Тони вышла гордой, уверенной походкой, перенятой у Эллы, точно платье обязывало ее к этому. Она была чуть выше Хейнца, ее глаза мерцали темно-золотыми бликами, темным золотом отливали волосы и кожа. Платье Эллы сидело на ней мешковато, Элла — женщина полная, а Тони худенькая. Хейнц с восхищением оглядел ее с головы до ног и с ног до головы. Они пошли вдоль реки, где не часто встретишь коссинцев. Хейнц сразу же заговорил о своем, наболевшем, что не нашло отклика у Томаса.
— Теперь в Гранитц пошлют Вернера Каале.
Тони внимательно посмотрела на Хейнца. И тот мигом понял, что всякий раз совершает ошибку, так или иначе возвращая Тони к мысли о Томасе. По глазам девушки он увидел, что ей и сейчас не безразлично, как обернется дело с Томасом.
И все же сердито продолжал:
— Ты только представь себе, если бы на Западе молодой рабочий сдал эдакую кучу экзаменов. Показал, на что способен. Учителя, специалисты обратили бы на него внимание. Ему бы помогли учиться…
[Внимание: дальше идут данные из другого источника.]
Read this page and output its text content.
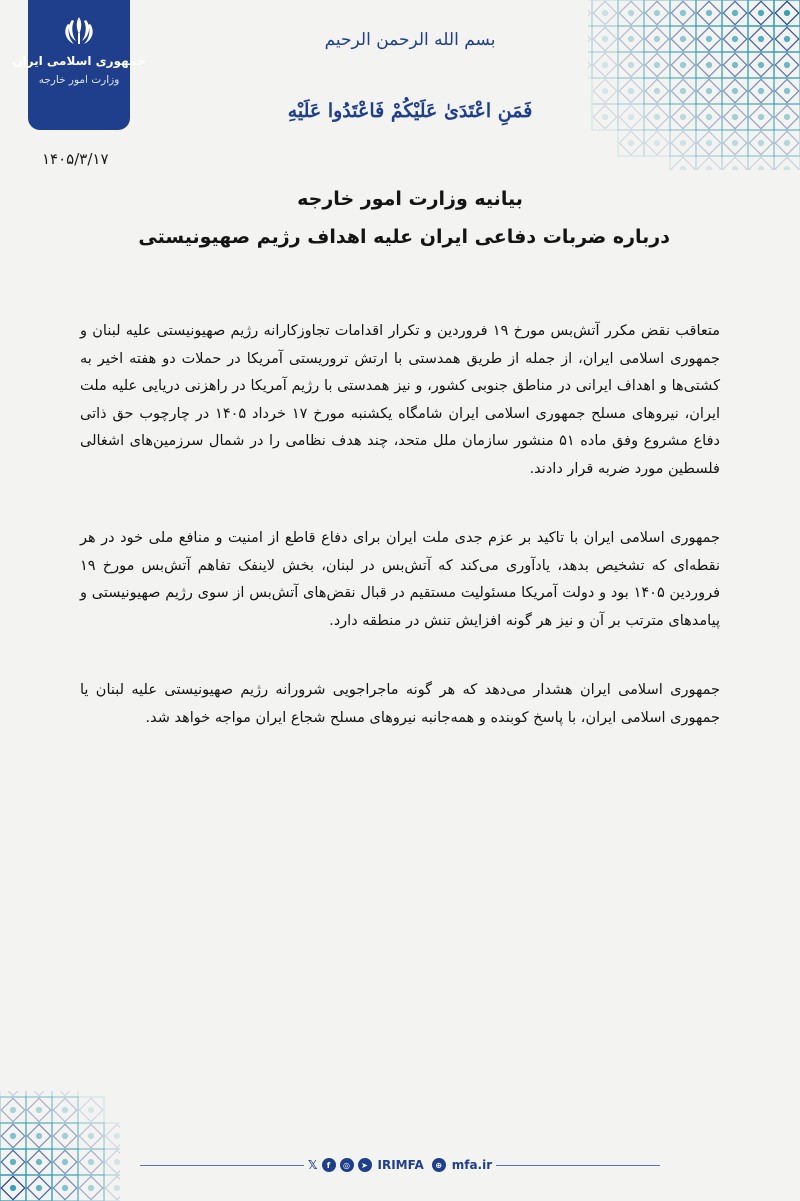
جمهوری اسلامی ایران
وزارت امور خارجه
۱۴۰۵/۳/۱۷
بسم الله الرحمن الرحیم
فَمَنِ اعْتَدَىٰ عَلَيْكُمْ فَاعْتَدُوا عَلَيْهِ
بیانیه وزارت امور خارجه
درباره ضربات دفاعی ایران علیه اهداف رژیم صهیونیستی

متعاقب نقض مکرر آتش‌بس مورخ ۱۹ فروردین و تکرار اقدامات تجاوزکارانه رژیم صهیونیستی علیه لبنان و جمهوری اسلامی ایران، از جمله از طریق همدستی با ارتش تروریستی آمریکا در حملات دو هفته اخیر به کشتی‌ها و اهداف ایرانی در مناطق جنوبی کشور، و نیز همدستی با رژیم آمریکا در راهزنی دریایی علیه ملت ایران، نیروهای مسلح جمهوری اسلامی ایران شامگاه یکشنبه مورخ ۱۷ خرداد ۱۴۰۵ در چارچوب حق ذاتی دفاع مشروع وفق ماده ۵۱ منشور سازمان ملل متحد، چند هدف نظامی را در شمال سرزمین‌های اشغالی فلسطین مورد ضربه قرار دادند.

جمهوری اسلامی ایران با تاکید بر عزم جدی ملت ایران برای دفاع قاطع از امنیت و منافع ملی خود در هر نقطه‌ای که تشخیص بدهد، یادآوری می‌کند که آتش‌بس در لبنان، بخش لاینفک تفاهم آتش‌بس مورخ ۱۹ فروردین ۱۴۰۵ بود و دولت آمریکا مسئولیت مستقیم در قبال نقض‌های آتش‌بس از سوی رژیم صهیونیستی و پیامدهای مترتب بر آن و نیز هر گونه افزایش تنش در منطقه دارد.

جمهوری اسلامی ایران هشدار می‌دهد که هر گونه ماجراجویی شرورانه رژیم صهیونیستی علیه لبنان یا جمهوری اسلامی ایران، با پاسخ کوبنده و همه‌جانبه نیروهای مسلح شجاع ایران مواجه خواهد شد.

𝕏	f	◎	➤ IRIMFA	⊕ mfa.ir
— Такого там вообще не бывает, — пробормотала Тони.
— Редко, но и там бывает. У нас же вот в чем загвоздка — стараются не пропустить того, кто не подходит государству. А на Западе, если уж способный человек выдвинулся, никого не интересует, что он еще делает и с какой девушкой гуляет, такого там быть не может.
— Такого там не случается, — сказала Тони, — потому и быть не может.
— Да брось. А мой брат? А сам Ридль?
Но Тони уже не слушала. Она думала о том, какое же огромное разочарование испытал Томас.
У Ридля в гостях сидел Цибулка. Старая фрау Ридль, по виду Томаса решив, что его привело к ее сыну нечто из ряда вон выходящее, попросила обождать несколько минут.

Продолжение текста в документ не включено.